Opinion
Civil Action No. 14-8105 (MAS) (LHG)
08-22-2016
MEMORANDUM AND ORDER
This matter has come before the Court on a civil rights Complaint filed by Plaintiff Steven Kadonsky pursuant to 42 U.S.C. § 1983, asserting that his constitutional rights were violated by Defendants. The Court previously screened the Second Amended Complaint, and determined that Plaintiff's retaliation claims, alleging he was retaliated against for providing legal assistance to other inmates, were foreclosed by Shaw v. Murphy, 532 U.S. 223, 225 (2001). The Court also dismissed Defendants New Jersey Department of Corrections ("NJDOC") and Office of the Attorney General, and all state law claims. (Order 6, July 1, 2016, ECF No. 16) ("Prior Order").

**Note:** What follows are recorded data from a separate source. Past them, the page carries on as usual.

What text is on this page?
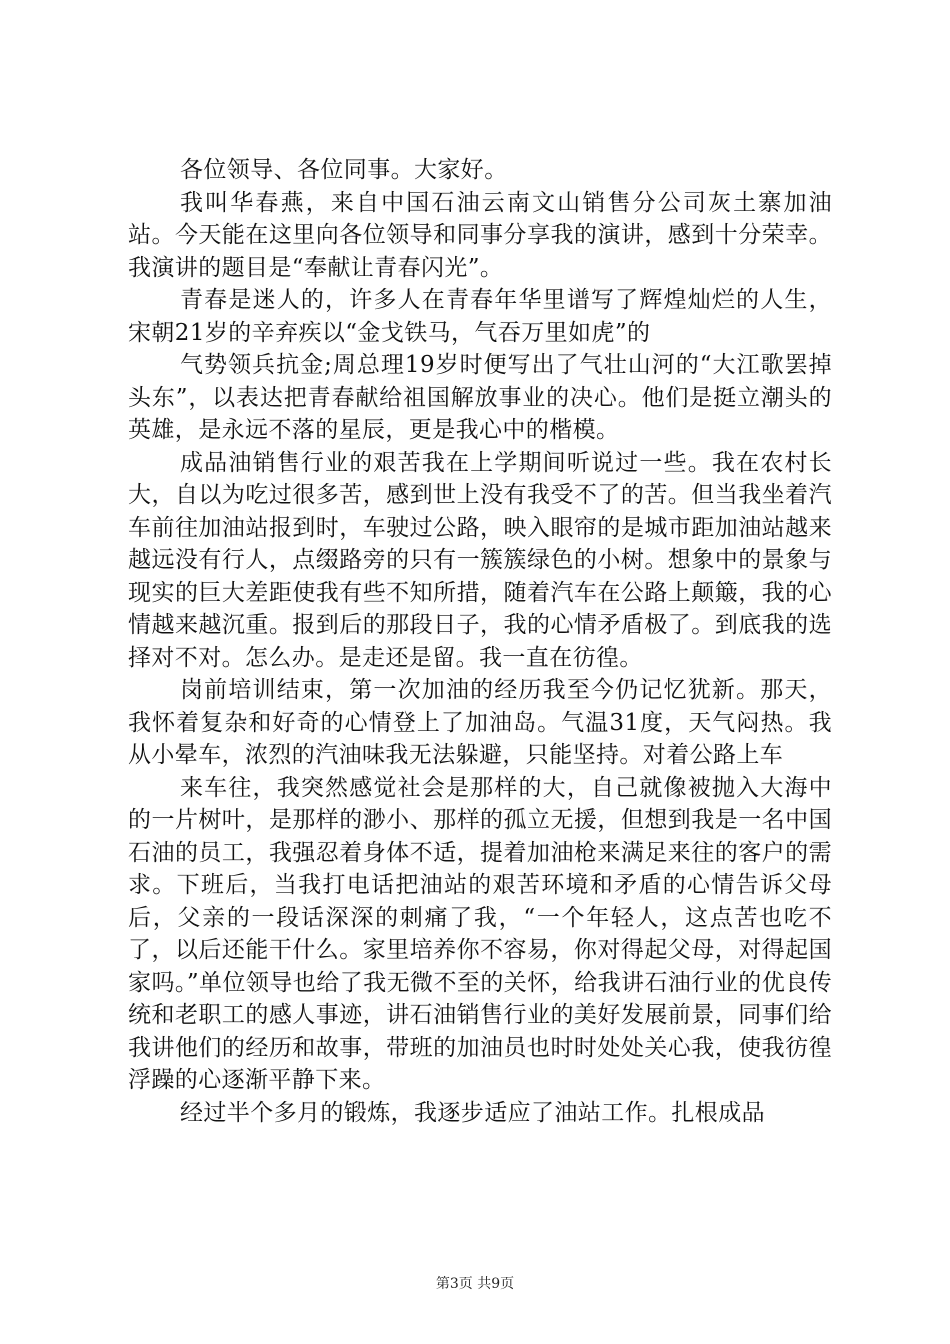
各位领导、各位同事。大家好。

我叫华春燕，来自中国石油云南文山销售分公司灰土寨加油站。今天能在这里向各位领导和同事分享我的演讲，感到十分荣幸。我演讲的题目是“奉献让青春闪光”。

青春是迷人的，许多人在青春年华里谱写了辉煌灿烂的人生，宋朝21岁的辛弃疾以“金戈铁马，气吞万里如虎”的

气势领兵抗金;周总理19岁时便写出了气壮山河的“大江歌罢掉头东”，以表达把青春献给祖国解放事业的决心。他们是挺立潮头的英雄，是永远不落的星辰，更是我心中的楷模。

成品油销售行业的艰苦我在上学期间听说过一些。我在农村长大，自以为吃过很多苦，感到世上没有我受不了的苦。但当我坐着汽车前往加油站报到时，车驶过公路，映入眼帘的是城市距加油站越来越远没有行人，点缀路旁的只有一簇簇绿色的小树。想象中的景象与现实的巨大差距使我有些不知所措，随着汽车在公路上颠簸，我的心情越来越沉重。报到后的那段日子，我的心情矛盾极了。到底我的选择对不对。怎么办。是走还是留。我一直在彷徨。

岗前培训结束，第一次加油的经历我至今仍记忆犹新。那天，我怀着复杂和好奇的心情登上了加油岛。气温31度，天气闷热。我从小晕车，浓烈的汽油味我无法躲避，只能坚持。对着公路上车

来车往，我突然感觉社会是那样的大，自己就像被抛入大海中的一片树叶，是那样的渺小、那样的孤立无援，但想到我是一名中国石油的员工，我强忍着身体不适，提着加油枪来满足来往的客户的需求。下班后，当我打电话把油站的艰苦环境和矛盾的心情告诉父母后，父亲的一段话深深的刺痛了我，“一个年轻人，这点苦也吃不了，以后还能干什么。家里培养你不容易，你对得起父母，对得起国家吗。”单位领导也给了我无微不至的关怀，给我讲石油行业的优良传统和老职工的感人事迹，讲石油销售行业的美好发展前景，同事们给我讲他们的经历和故事，带班的加油员也时时处处关心我，使我彷徨浮躁的心逐渐平静下来。

经过半个多月的锻炼，我逐步适应了油站工作。扎根成品

第3页 共9页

The Court afforded Plaintiff a chance to amend to cure the defects identified by the Court. (Id.) Presently before the Court is Plaintiff's Third Amended Complaint ("TAC"), (ECF No. 20.), as well as his motion for reconsideration regarding the retaliation claims, (ECF No. 20). It appearing:
1. The Court has screened the TAC pursuant to 28 U.S.C. § 1915, and reinstates Plaintiff's state law claims. The Court previously dismissed all state law claims because Plaintiff had failed to demonstrate that he filed notices of claims against Defendants, a jurisdictional requirement under New Jersey law. (See Prior Order 5.) In the TAC, Plaintiff provides detailed evidence of having filed such notices. (See Am. Compl. 179-202.) As such, the Court revives these claims, and NJDOC is reinstated as a defendant under the doctrine of vicarious liability. See Scott-Neal ex rel. Scott v. N.J. State Dep't of Corr., 366 N J. Super. 570, 576-77 (App. Div. 2004). The Court notes that as it held in the Prior Order, all federal claims against NJDOC remain dismissed due to Eleventh Amendment immunity. (See Prior Order 4.)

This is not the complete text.